On January 5, 1933, construction on the Golden Gate Bridge commenced. Engineered by Joseph Strauss, the bridge took 4 years to complete and cost more than $35 million. When the bridge opened to the public on May 27, 1937, it was the world’s longest and tallest suspension bridge spanning 4,200ft and reaching 746ft into the air. Today the Golden Gate Bridge is one of the most recognizable landmarks in the United States of America and has been declared as one of the Wonders of the Modern World. Before the bridge was built, the only way to travel from across the San Fransisco Bay was by ferry. Nearly 50 years before the completion of the bridge, one such ferry was sunk directly below the bridge’s expanse.
The SS City of Chester was a steamboat that was ferrying 90 passengers across the bay on August 22, 1888. It was a foggy morning, and the ship was caught in a strong tidal current. Crossing the 202ft long Chester’s path was the massive British ocean liner, the RMS Oceanic. The Oceanic was too large to alter its course, and the tidal current wouldn’t allow the Chester to evade a collision. As an eyewitness aboard the Oceanic stated, “Into her we crashed with irresistible force, cutting her just as though she was a cheese.” It only took 6 minutes for the SS City of Chester to sink down to the bottom of the bay taking 16 lives with her.
Over the years, there had been several missions to locate the remains of the sunken ship. The U.S. Coast and Geodetic Survey, the predecessor of the National Oceanic Atmospheric Administration (NOAA), believed to have found the sunken ship while charting the bay’s harbor. There was no way to raise the shipwreck or confirm the find, and the SS City of Chester was mostly forgotten. In May of 2013, while researching the sunken wreckage of the freighter Fernstream, NOAA’s Office of Coast Survey Navigational Response Team 6 (NRT6) stumbled upon what appeared to be the Chester. James Delgado, Director of NOAA’s Maritime Heritage, tasked NRT6 to use the agency’s cache of technological tools to examine the possibility of finally reclaiming the lost ship.
The NOAA has been using drones in its 9 key areas of study for years now. These areas include studying weather, climate, fisheries, oceans and coasts, satellites, marine and aviation, sanctuaries, charting, and technological innovation.

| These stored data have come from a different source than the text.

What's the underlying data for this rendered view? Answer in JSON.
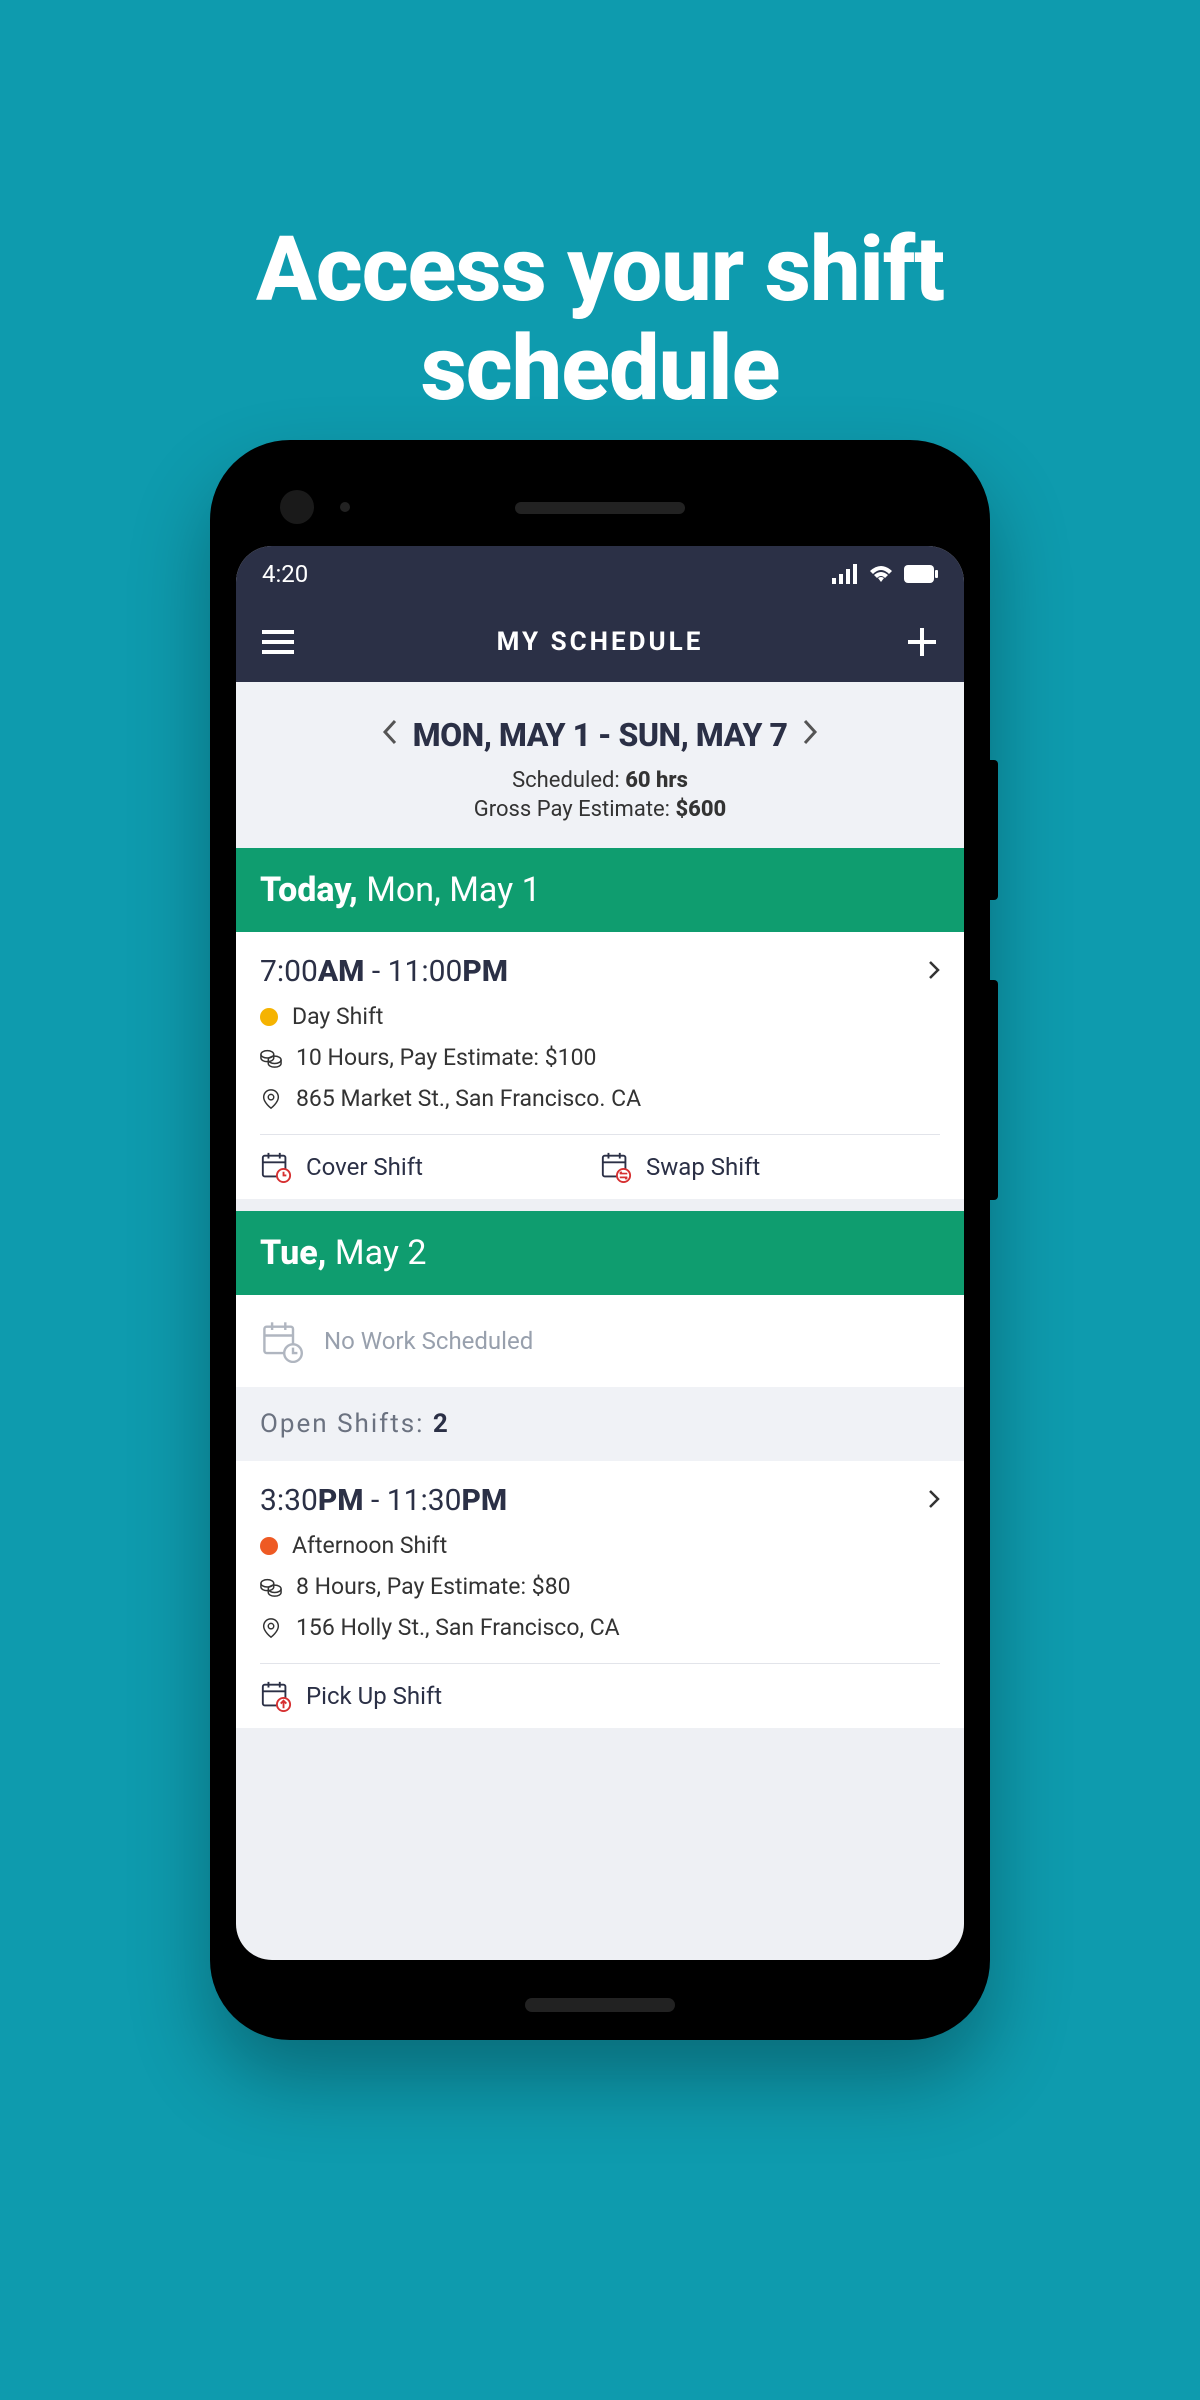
{
  "promo": {
    "title_line1": "Access your shift",
    "title_line2": "schedule"
  },
  "statusbar": {
    "time": "4:20"
  },
  "nav": {
    "title": "MY SCHEDULE"
  },
  "week": {
    "range": "MON, MAY 1 - SUN, MAY 7",
    "scheduled_label": "Scheduled: ",
    "scheduled_value": "60 hrs",
    "gross_label": "Gross Pay Estimate: ",
    "gross_value": "$600"
  },
  "day1": {
    "lead": "Today,",
    "rest": " Mon, May 1",
    "shift": {
      "t1": "7:00",
      "t1u": "AM",
      "dash": " - ",
      "t2": "11:00",
      "t2u": "PM",
      "name": "Day Shift",
      "hours": "10 Hours, Pay Estimate: $100",
      "location": "865 Market St., San Francisco. CA"
    },
    "actions": {
      "cover": "Cover Shift",
      "swap": "Swap Shift"
    }
  },
  "day2": {
    "lead": "Tue,",
    "rest": " May 2",
    "no_work": "No Work Scheduled"
  },
  "open": {
    "label": "Open Shifts: ",
    "count": "2",
    "shift": {
      "t1": "3:30",
      "t1u": "PM",
      "dash": " - ",
      "t2": "11:30",
      "t2u": "PM",
      "name": "Afternoon Shift",
      "hours": "8 Hours, Pay Estimate: $80",
      "location": "156 Holly St., San Francisco, CA"
    },
    "actions": {
      "pickup": "Pick Up Shift"
    }
  }
}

Drones have become pivotal tools for meeting the mission goals of all NOAA objectives. Drones are used to gather data on water salinity and levels, atmospheric and climate changes, monitoring fisheries and endangered species, and creating detailed maps of the mysterious ocean floor. The NOAA uses the Saildrone, a long endurance drone that glides across the water’s surface along with a wide range of multi rotor and fixed winged aerial drones. Another drone they use is the Slocum glider built by the Woods Hole Oceanographic Institute.
The Slocum glider looks like a bright yellow torpedo, but instead of rear propellers, it navigates using buoyancy and fixed fins. Also a long endurance drone, the glider can operate at depths up to 1,000 meters. It is equipped with a range of sensors that collect data. NRT6 used multiple sonar systems to scan the location where the City of Chester rested. After spending nearly 9 months pouring over the data collected by the drone, a complete picture of the sunken ship was formed.
The drone data revealed that the SS City of Chester was sitting upright 216ft below the water surface. According to historical documents, the ship lay directly below the site of the collision. The drone images captured the exact dimensions of the ship and showed that it had been mostly buried by the ocean floor. A follow up drone scan revealed the fateful gash in the ship’s side inflicted by the RMS Oceanic, confirming that it was the SS City of Chester. Because the ship has been buried by mud and debris, it has been preserved intact. However, these factors prevent the possibility of raising the ship.
The research collected by NRT6 has been put on display by the NOAA and the ship’s seabed grave is a protected site. As Mr. Delgado pointed out, the world’s oceans are living museums that need to be protected. “Connecting to the history of the Chester is sad in one way, but we were also connecting to scientific history on a different level,” said NOAA NRT6 team leader Laura Pagano. It took more than 120 years for the technology to advance enough to find the SS City of Chester’s final resting place. Since the San Fransisco Bay was discovered by Gaspar de Portolà in 1769, hundreds of ships have fallen due to the bay’s famous fog, rocky reefs, and strong currents. With drones, it may be possible to rediscover more secrets hiding beneath the Golden Gate Bridge.